Portuguese Tiles reflect Portugal’s multicultural past
In the 13th century, the Spanish city of Seville became the centre of tile production in the Iberian Peninsula, remaining so until the 15th century when, after an official visit to the City on 1503, King Manuel I brought tiles into Portugal as he decorated the Sintra National Palace (where the cuenca tiles depicting his famous armillary sphere can be found), and tile production was widely adopted throughout the country.
In the 19th and early 20th centuries, tiles were produced in three major factories – Lisbon, Porto and Aveiro – and used all around to decorate buildings’ facades, railway stations, stores, markets and houses, with famous artists such as Rafael Bordalo Pinheiro and Jorge Colaço rising to fame.
That’s why when you’re in Lisbon, you should always look up and around, as Portuguese Tiles started to be integrated into modern aesthetic and in architectural and urban projects, with famous artists such as Jorge Barradas, Querubim Lapa, Eduardo Nery and Maria Keil leading the way with their signature styles.
One of the world’s great decorative art traditions still in as much in fashion today as it was centuries ago, adorning a wide range of Portuguese buildings, from homes to palaces and churches, the “Azulejos” reflect Portugal’s multicultural past, from the Moorish influences in its inception, to the baroque period and the more modern works in Lisbon’s subway stations.
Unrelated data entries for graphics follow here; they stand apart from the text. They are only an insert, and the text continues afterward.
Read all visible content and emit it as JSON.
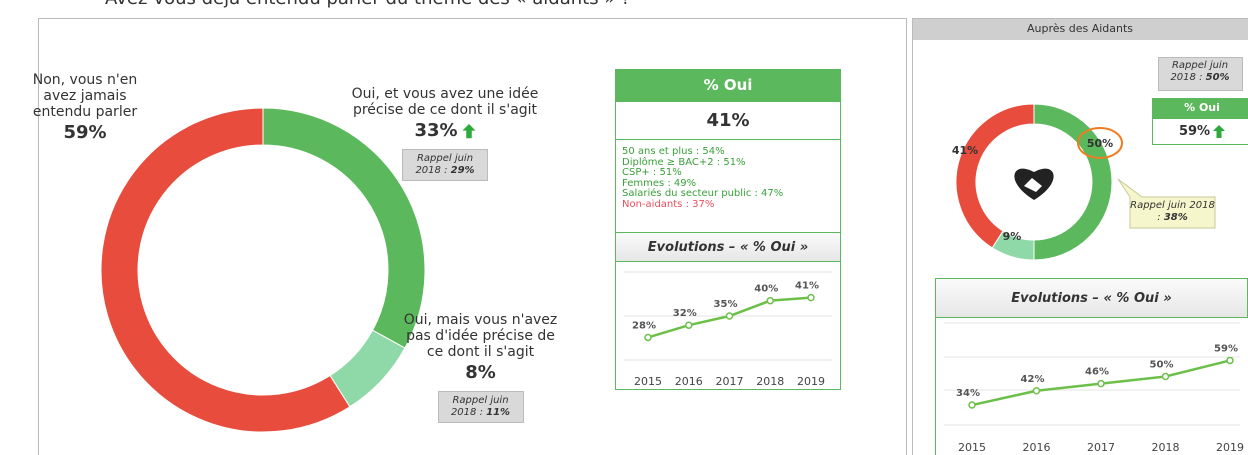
{
  "question": "Avez-vous déjà entendu parler du thème des « aidants » ?",
  "summary": {
    "header": "% Oui",
    "value": "41%",
    "details": [
      {
        "text": "50 ans et plus : 54%",
        "color": "#3aa03a"
      },
      {
        "text": "Diplôme ≥ BAC+2 : 51%",
        "color": "#3aa03a"
      },
      {
        "text": "CSP+ : 51%",
        "color": "#3aa03a"
      },
      {
        "text": "Femmes : 49%",
        "color": "#3aa03a"
      },
      {
        "text": "Salariés du secteur public : 47%",
        "color": "#3aa03a"
      },
      {
        "text": "Non-aidants : 37%",
        "color": "#e8505b"
      }
    ]
  },
  "aidants": {
    "title": "Auprès des Aidants",
    "recall": {
      "text": "Rappel juin 2018 :",
      "value": "50%"
    },
    "header": "% Oui",
    "value": "59%",
    "trend": "up"
  },
  "chart_data": [
    {
      "type": "donut",
      "categories": [
        "Oui, et vous avez une idée précise de ce dont il s'agit",
        "Oui, mais vous n'avez pas d'idée précise de ce dont il s'agit",
        "Non, vous n'en avez jamais entendu parler"
      ],
      "values": [
        33,
        8,
        59
      ],
      "value_labels": [
        "33%",
        "8%",
        "59%"
      ],
      "colors": [
        "#5cb85c",
        "#8fd9a8",
        "#e84c3d"
      ],
      "trend": [
        "up",
        null,
        null
      ],
      "recalls": [
        {
          "text": "Rappel juin 2018 :",
          "value": "29%"
        },
        {
          "text": "Rappel juin 2018 :",
          "value": "11%"
        },
        null
      ]
    },
    {
      "type": "line",
      "title": "Evolutions – « % Oui »",
      "categories": [
        "2015",
        "2016",
        "2017",
        "2018",
        "2019"
      ],
      "values": [
        28,
        32,
        35,
        40,
        41
      ],
      "value_labels": [
        "28%",
        "32%",
        "35%",
        "40%",
        "41%"
      ],
      "color": "#6cc04a",
      "ylim": [
        20,
        50
      ]
    },
    {
      "type": "donut",
      "categories": [
        null,
        null,
        null
      ],
      "values": [
        50,
        9,
        41
      ],
      "value_labels": [
        "50%",
        "9%",
        "41%"
      ],
      "colors": [
        "#5cb85c",
        "#8fd9a8",
        "#e84c3d"
      ],
      "highlight": 0,
      "recalls": [
        {
          "text": "Rappel juin 2018 :",
          "value": "38%"
        },
        null,
        null
      ]
    },
    {
      "type": "line",
      "title": "Evolutions – « % Oui »",
      "categories": [
        "2015",
        "2016",
        "2017",
        "2018",
        "2019"
      ],
      "values": [
        34,
        42,
        46,
        50,
        59
      ],
      "value_labels": [
        "34%",
        "42%",
        "46%",
        "50%",
        "59%"
      ],
      "color": "#6cc04a",
      "ylim": [
        20,
        80
      ]
    }
  ]
}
Such a rich tradition can be viewed in full at Lisbon’s world-renowned Tile Museum or by roaming around its streets – some of our favourite places to go to are Largo Rafael Bordalo Pinheiro, in Chiado, Fábrica Viúva Lamego in Largo do Intendente, Palácio dos Marqueses da Fronteira, Mosteiro de São Vicente de Fora and Palácio Nacional de Sintra, just outside of Lisbon.
For top-quality tiles, from the 15th century Moorish style to 20th century Art Deco, head to Solar, a small shop in Príncipe Real that specializes in the trade.
In fact, the “Azulejos” carried such important artistic value that some of the very best were selected to be included in our own hotel; the aforementioned Jorge Barradas and Querubim Lapa were both involved in its decoration, artists whose artworks you can still see today across the hotel.